WASHINGTON — The United States is working to improve intelligence cooperation with Germany but a sweeping "no-spy" agreement between the two countries is unlikely, a senior Obama administration official said on Tuesday.
German and U.S. intelligence officials are meeting this week following reports that the National Security Agency had monitored German Chancellor Angela Merkel's mobile phone.
Senior German officials met at the White House last week with the national security adviser, Susan Rice, and other U.S. officials to discuss how to improve intelligence cooperation and ease strains resulting from the Merkel reports.
Despite the quiet diplomacy, U.S. and German officials are struggling to reach agreement on a formula for tamping down a growing public controversy over alleged American spying excesses.
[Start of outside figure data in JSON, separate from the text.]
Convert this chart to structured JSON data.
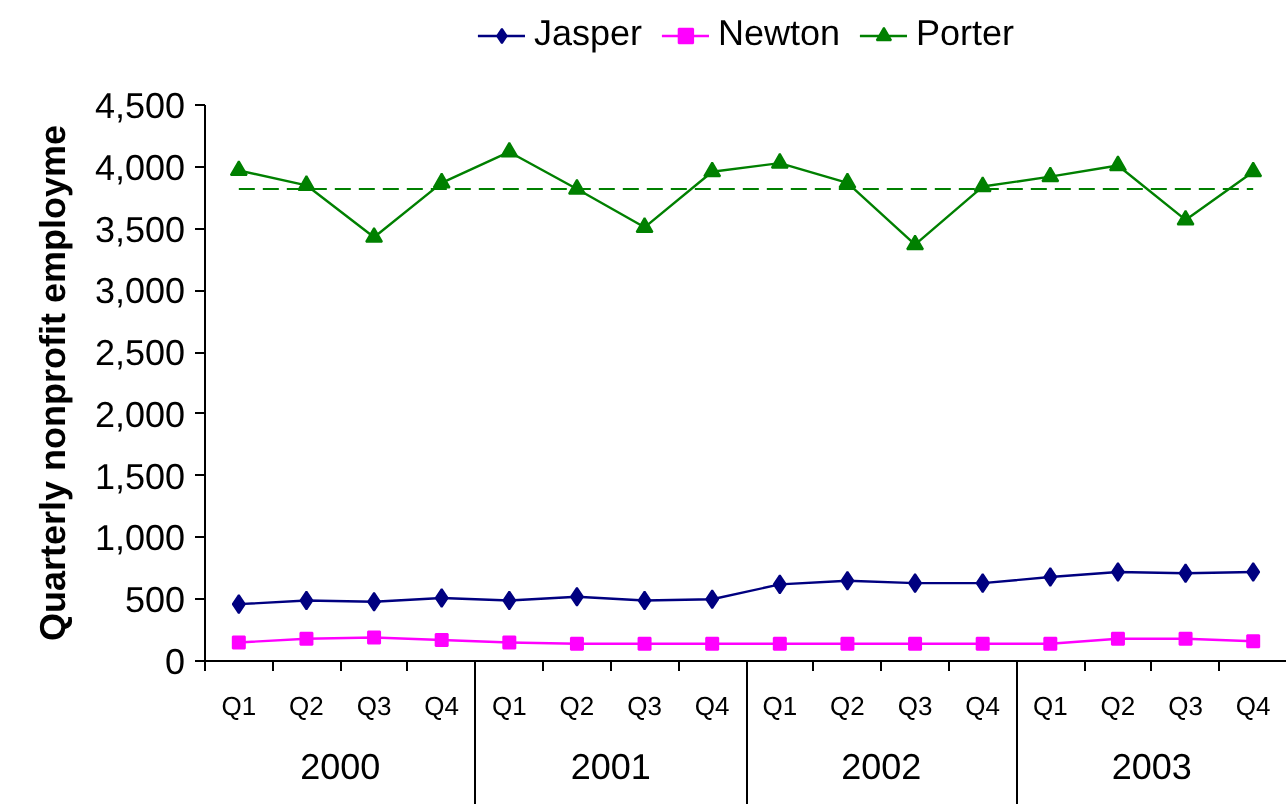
{
  "chart_data": {
    "type": "line",
    "ylabel": "Quarterly nonprofit employme",
    "categories": [
      "Q1",
      "Q2",
      "Q3",
      "Q4",
      "Q1",
      "Q2",
      "Q3",
      "Q4",
      "Q1",
      "Q2",
      "Q3",
      "Q4",
      "Q1",
      "Q2",
      "Q3",
      "Q4"
    ],
    "annotations": [
      "2000",
      "2001",
      "2002",
      "2003"
    ],
    "series": [
      {
        "name": "Jasper",
        "color": "#000080",
        "marker": "diamond",
        "values": [
          460,
          490,
          480,
          510,
          490,
          520,
          490,
          500,
          620,
          650,
          630,
          630,
          680,
          720,
          710,
          720
        ]
      },
      {
        "name": "Newton",
        "color": "#ff00ff",
        "marker": "square",
        "values": [
          150,
          180,
          190,
          170,
          150,
          140,
          140,
          140,
          140,
          140,
          140,
          140,
          140,
          180,
          180,
          160
        ]
      },
      {
        "name": "Porter",
        "color": "#008000",
        "marker": "triangle",
        "values": [
          3970,
          3850,
          3430,
          3870,
          4120,
          3820,
          3510,
          3960,
          4030,
          3870,
          3370,
          3840,
          3920,
          4010,
          3570,
          3960
        ]
      }
    ],
    "ylim": [
      0,
      4500
    ],
    "yticks": [
      0,
      500,
      {
        "value": 1000,
        "label": "1,000"
      },
      {
        "value": 1500,
        "label": "1,500"
      },
      {
        "value": 2000,
        "label": "2,000"
      },
      {
        "value": 2500,
        "label": "2,500"
      },
      {
        "value": 3000,
        "label": "3,000"
      },
      {
        "value": 3500,
        "label": "3,500"
      },
      {
        "value": 4000,
        "label": "4,000"
      },
      {
        "value": 4500,
        "label": "4,500"
      }
    ],
    "ref_lines": [
      {
        "axis": "y",
        "value": 3820,
        "color": "#008000",
        "line_style": "dashed"
      }
    ],
    "grid": false,
    "legend": "top",
    "line_style": "solid"
  }
}
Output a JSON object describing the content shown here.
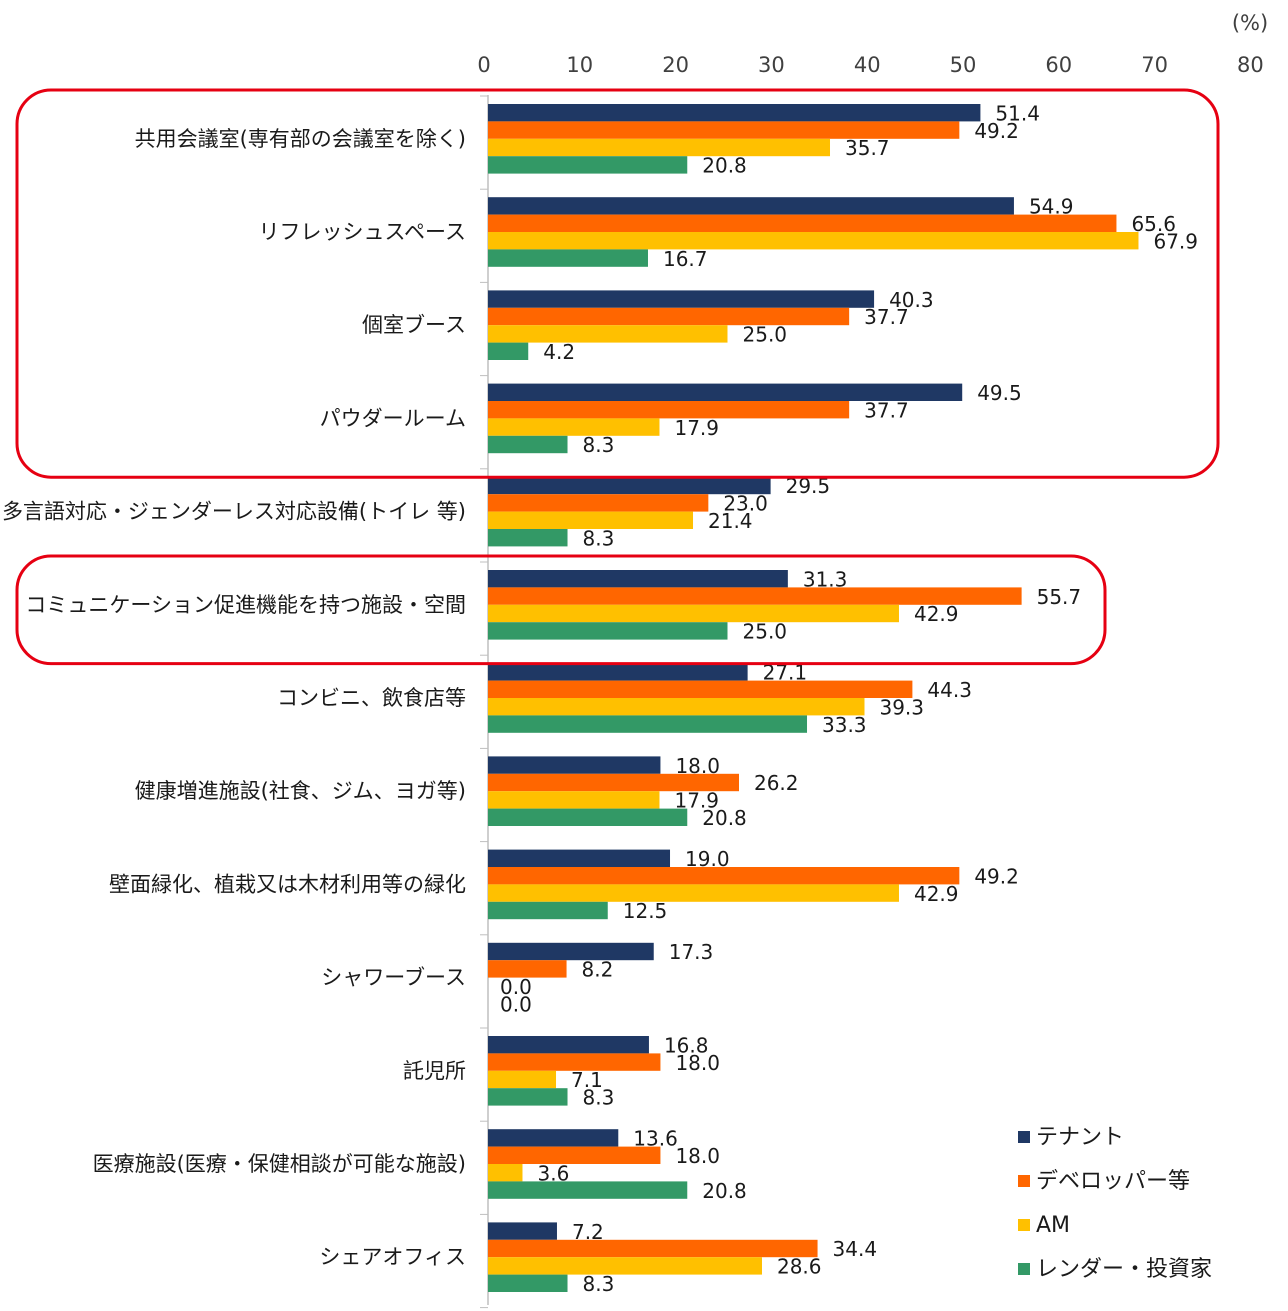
{
  "chart_data": {
    "type": "bar",
    "orientation": "horizontal",
    "unit": "(%)",
    "xlim": [
      0,
      80
    ],
    "ticks": [
      "0",
      "10",
      "20",
      "30",
      "40",
      "50",
      "60",
      "70",
      "80"
    ],
    "categories": [
      "共用会議室(専有部の会議室を除く)",
      "リフレッシュスペース",
      "個室ブース",
      "パウダールーム",
      "多言語対応・ジェンダーレス対応設備(トイレ 等)",
      "コミュニケーション促進機能を持つ施設・空間",
      "コンビニ、飲食店等",
      "健康増進施設(社食、ジム、ヨガ等)",
      "壁面緑化、植栽又は木材利用等の緑化",
      "シャワーブース",
      "託児所",
      "医療施設(医療・保健相談が可能な施設)",
      "シェアオフィス"
    ],
    "series": [
      {
        "name": "テナント",
        "color": "#1f3864",
        "values": [
          51.4,
          54.9,
          40.3,
          49.5,
          29.5,
          31.3,
          27.1,
          18.0,
          19.0,
          17.3,
          16.8,
          13.6,
          7.2
        ],
        "labels": [
          "51.4",
          "54.9",
          "40.3",
          "49.5",
          "29.5",
          "31.3",
          "27.1",
          "18.0",
          "19.0",
          "17.3",
          "16.8",
          "13.6",
          "7.2"
        ]
      },
      {
        "name": "デベロッパー等",
        "color": "#ff6600",
        "values": [
          49.2,
          65.6,
          37.7,
          37.7,
          23.0,
          55.7,
          44.3,
          26.2,
          49.2,
          8.2,
          18.0,
          18.0,
          34.4
        ],
        "labels": [
          "49.2",
          "65.6",
          "37.7",
          "37.7",
          "23.0",
          "55.7",
          "44.3",
          "26.2",
          "49.2",
          "8.2",
          "18.0",
          "18.0",
          "34.4"
        ]
      },
      {
        "name": "AM",
        "color": "#ffc000",
        "values": [
          35.7,
          67.9,
          25.0,
          17.9,
          21.4,
          42.9,
          39.3,
          17.9,
          42.9,
          0.0,
          7.1,
          3.6,
          28.6
        ],
        "labels": [
          "35.7",
          "67.9",
          "25.0",
          "17.9",
          "21.4",
          "42.9",
          "39.3",
          "17.9",
          "42.9",
          "0.0",
          "7.1",
          "3.6",
          "28.6"
        ]
      },
      {
        "name": "レンダー・投資家",
        "color": "#339966",
        "values": [
          20.8,
          16.7,
          4.2,
          8.3,
          8.3,
          25.0,
          33.3,
          20.8,
          12.5,
          0.0,
          8.3,
          20.8,
          8.3
        ],
        "labels": [
          "20.8",
          "16.7",
          "4.2",
          "8.3",
          "8.3",
          "25.0",
          "33.3",
          "20.8",
          "12.5",
          "0.0",
          "8.3",
          "20.8",
          "8.3"
        ]
      }
    ],
    "highlight_groups": [
      [
        0,
        3
      ],
      [
        5,
        5
      ]
    ],
    "highlight_color": "#e60012",
    "legend_position": "bottom-right",
    "grid": true
  }
}
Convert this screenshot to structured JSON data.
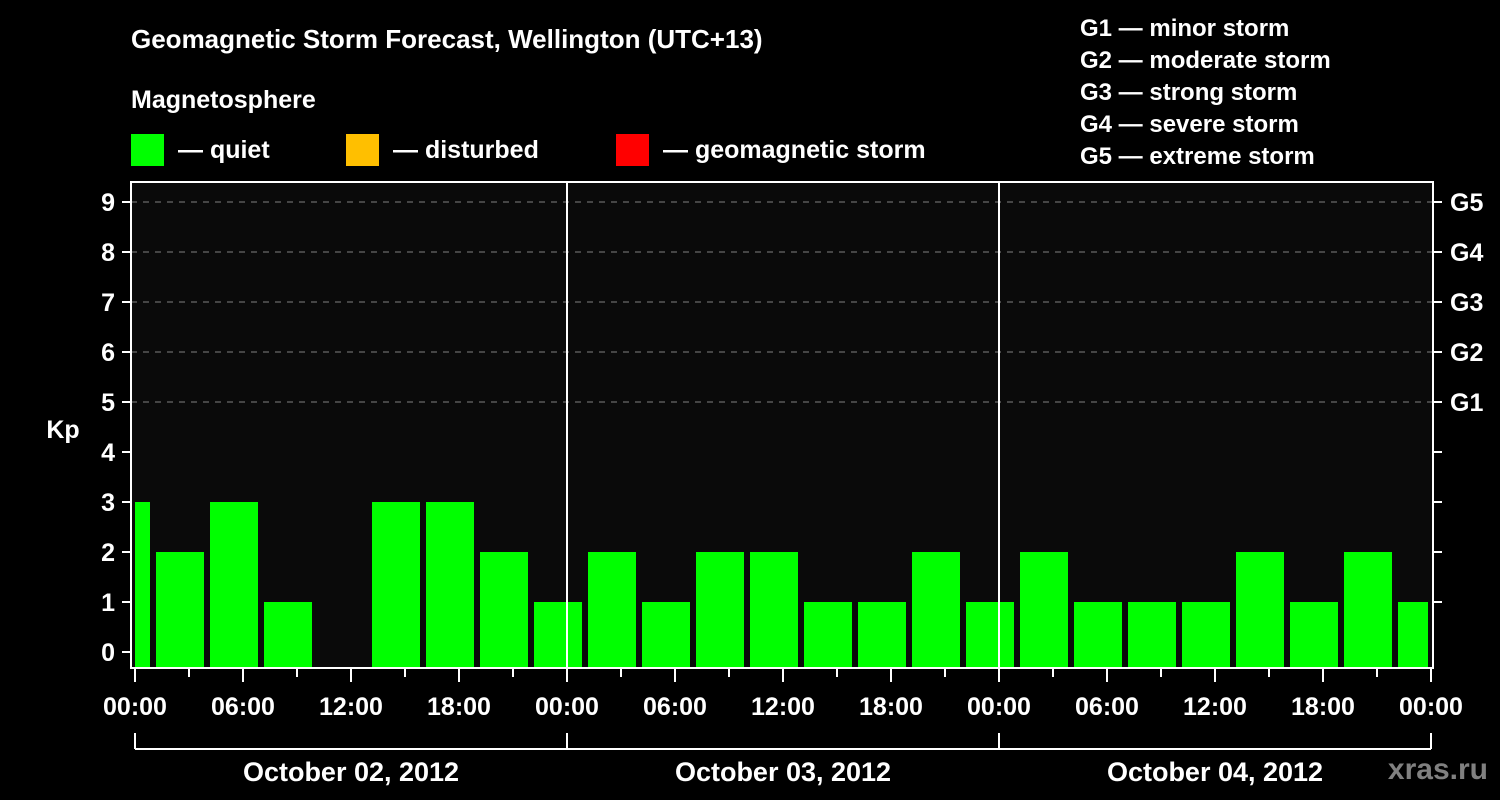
{
  "header": {
    "title": "Geomagnetic Storm Forecast, Wellington (UTC+13)",
    "legend_heading": "Magnetosphere",
    "legend": [
      {
        "label": "— quiet",
        "color": "#00ff00"
      },
      {
        "label": "— disturbed",
        "color": "#ffbf00"
      },
      {
        "label": "— geomagnetic storm",
        "color": "#ff0000"
      }
    ]
  },
  "g_scale": [
    "G1 — minor storm",
    "G2 — moderate storm",
    "G3 — strong storm",
    "G4 — severe storm",
    "G5 — extreme storm"
  ],
  "watermark": "xras.ru",
  "chart_data": {
    "type": "bar",
    "title": "Geomagnetic Storm Forecast, Wellington (UTC+13)",
    "xlabel": "",
    "ylabel": "Kp",
    "ylim": [
      0,
      9
    ],
    "yticks": [
      0,
      1,
      2,
      3,
      4,
      5,
      6,
      7,
      8,
      9
    ],
    "right_axis_ticks": [
      {
        "kp": 5,
        "label": "G1"
      },
      {
        "kp": 6,
        "label": "G2"
      },
      {
        "kp": 7,
        "label": "G3"
      },
      {
        "kp": 8,
        "label": "G4"
      },
      {
        "kp": 9,
        "label": "G5"
      }
    ],
    "grid": "dashed horizontal at Kp 5–9",
    "xtick_labels": [
      "00:00",
      "06:00",
      "12:00",
      "18:00",
      "00:00",
      "06:00",
      "12:00",
      "18:00",
      "00:00",
      "06:00",
      "12:00",
      "18:00",
      "00:00"
    ],
    "days": [
      "October 02, 2012",
      "October 03, 2012",
      "October 04, 2012"
    ],
    "slot_hours": 3,
    "colors": {
      "quiet": "#00ff00",
      "disturbed": "#ffbf00",
      "storm": "#ff0000"
    },
    "series": [
      {
        "name": "Kp",
        "values": [
          3,
          2,
          3,
          1,
          null,
          3,
          3,
          2,
          1,
          2,
          1,
          2,
          2,
          1,
          1,
          2,
          1,
          2,
          1,
          1,
          1,
          2,
          1,
          2,
          1
        ]
      }
    ]
  }
}
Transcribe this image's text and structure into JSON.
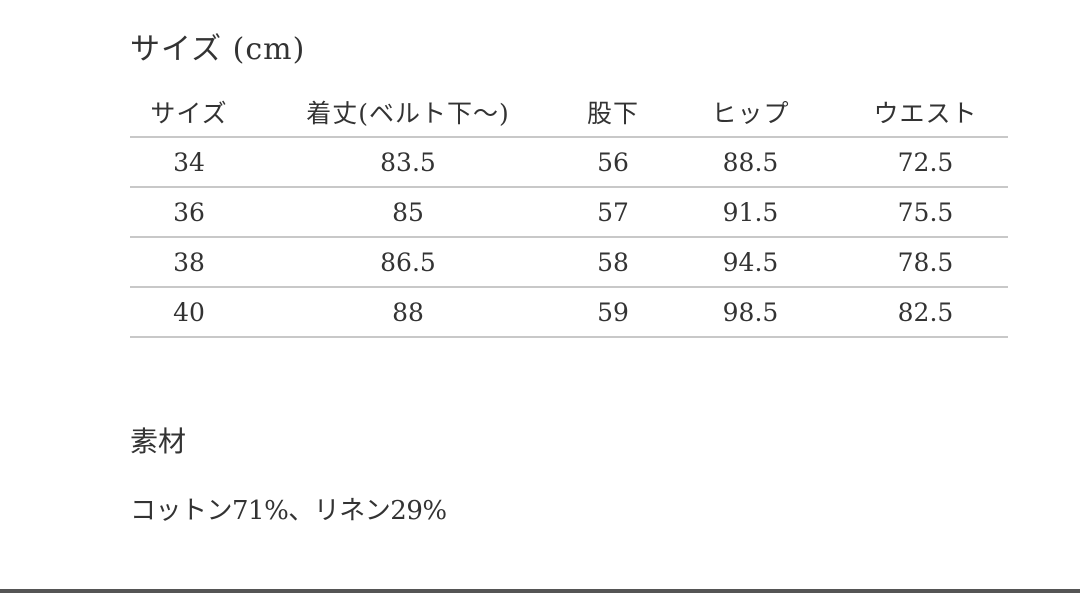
{
  "size_title": "サイズ (cm)",
  "table": {
    "headers": [
      "サイズ",
      "着丈(ベルト下〜)",
      "股下",
      "ヒップ",
      "ウエスト"
    ],
    "rows": [
      [
        "34",
        "83.5",
        "56",
        "88.5",
        "72.5"
      ],
      [
        "36",
        "85",
        "57",
        "91.5",
        "75.5"
      ],
      [
        "38",
        "86.5",
        "58",
        "94.5",
        "78.5"
      ],
      [
        "40",
        "88",
        "59",
        "98.5",
        "82.5"
      ]
    ]
  },
  "material": {
    "title": "素材",
    "text": "コットン71%、リネン29%"
  }
}
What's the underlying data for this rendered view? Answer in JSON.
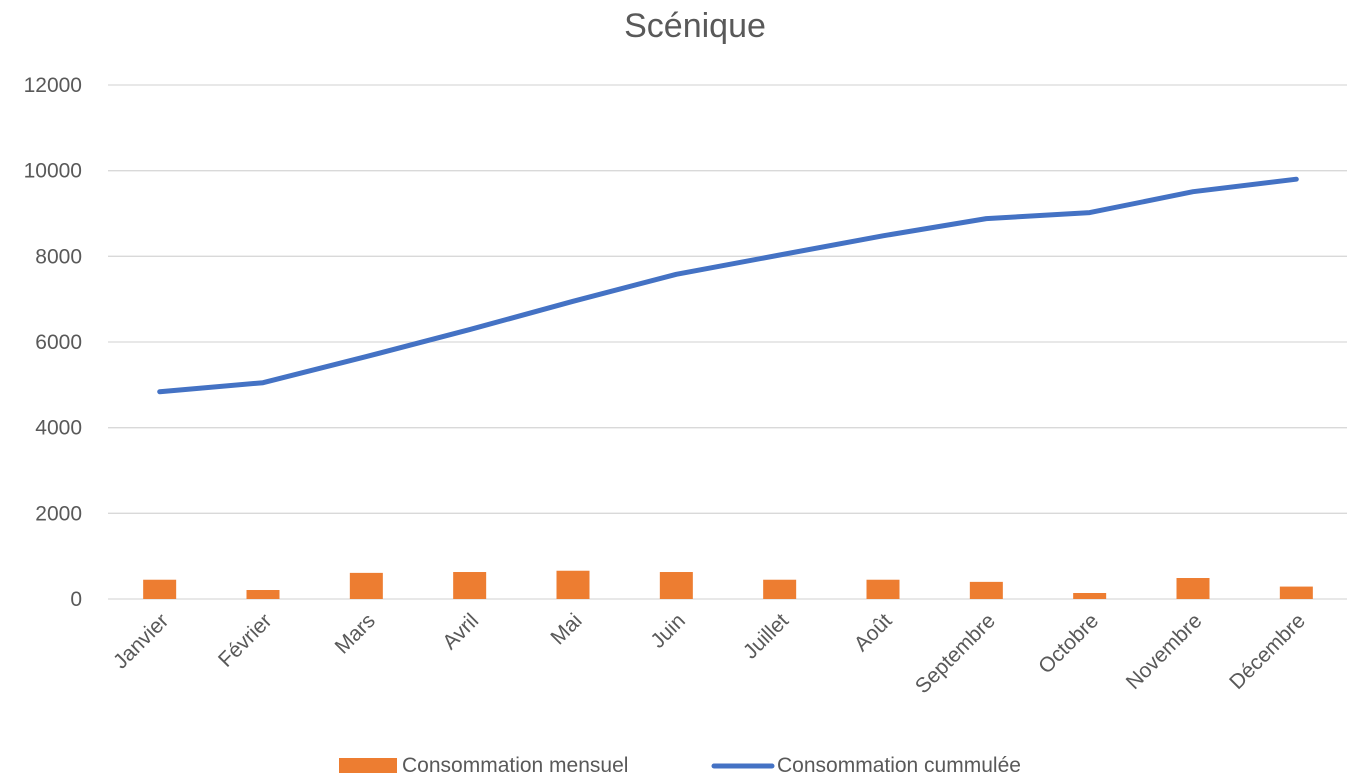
{
  "chart_data": {
    "type": "bar",
    "title": "Scénique",
    "xlabel": "",
    "ylabel": "",
    "categories": [
      "Janvier",
      "Février",
      "Mars",
      "Avril",
      "Mai",
      "Juin",
      "Juillet",
      "Août",
      "Septembre",
      "Octobre",
      "Novembre",
      "Décembre"
    ],
    "series": [
      {
        "name": "Consommation mensuel",
        "type": "bar",
        "color": "#ed7d31",
        "values": [
          450,
          210,
          610,
          630,
          660,
          630,
          450,
          450,
          400,
          140,
          490,
          290
        ]
      },
      {
        "name": "Consommation cummulée",
        "type": "line",
        "color": "#4472c4",
        "values": [
          4840,
          5050,
          5660,
          6290,
          6950,
          7580,
          8030,
          8480,
          8880,
          9020,
          9510,
          9800
        ]
      }
    ],
    "ylim": [
      0,
      12000
    ],
    "yticks": [
      0,
      2000,
      4000,
      6000,
      8000,
      10000,
      12000
    ],
    "grid": true,
    "legend_position": "bottom"
  }
}
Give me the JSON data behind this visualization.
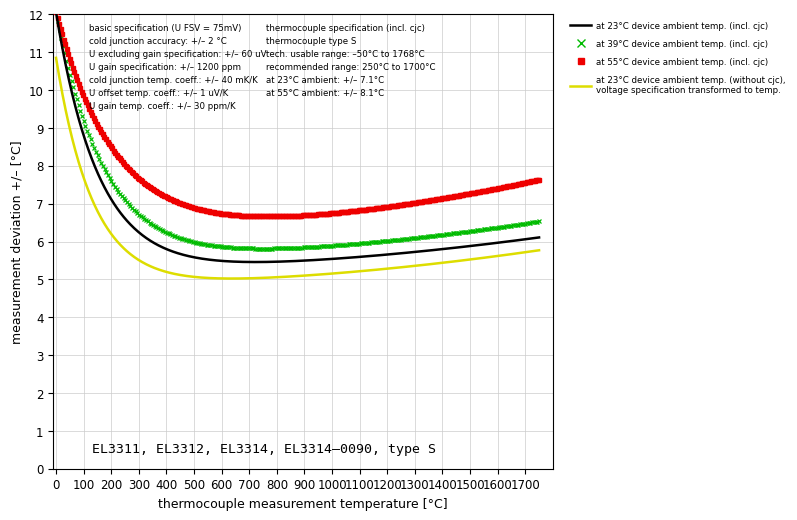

Moreover, any possible agreement may be limited.
"We are not currently talking about an across-the-board 'no spy' agreement, but we do agree we need to work towards updated understandings between our two countries, and if we do that properly it can strengthen our relationship," said a senior U.S. administration official.
After revelations from former U.S. spy agency contractor Edward Snowden about alleged eavesdropping on Merkel, German media speculated that the German government might seek to join an espionage alliance known as the "Five Eyes," in which the United States and a group of English-speaking allies divide the world into eavesdropping target sectors and share the results.
The "Five Eyes" partners are the United States, Britain, Canada, Australia, and New Zealand.
However, a former U.S. intelligence official said that for Germany to be invited to join the group, all five of the allies would have to agree and such an agreement is highly unlikely.
A more likely result from the U.S.-German discussions is an agreement by the American side not to spy on German leaders like Merkel and also not to eavesdrop on German companies for economically competitive reasons, the former official said.
However, he said that any such promise would be largely empty, as U.S. eavesdropping rules already bar official eavesdropping for the purpose of commercial industrial espionage. U.S. officials say this policy is at odds with the practices of both friendly and adversarial foreign countries.
The White House aims to complete a review of NSA surveillance practices by the end of the year and has acknowledged that more constraints are needed to ensure privacy rights are protected.
President Barack Obama, who has come under a stream of criticism from abroad over the NSA's activities, is considering a ban on U.S. eavesdropping on leaders of allied nations.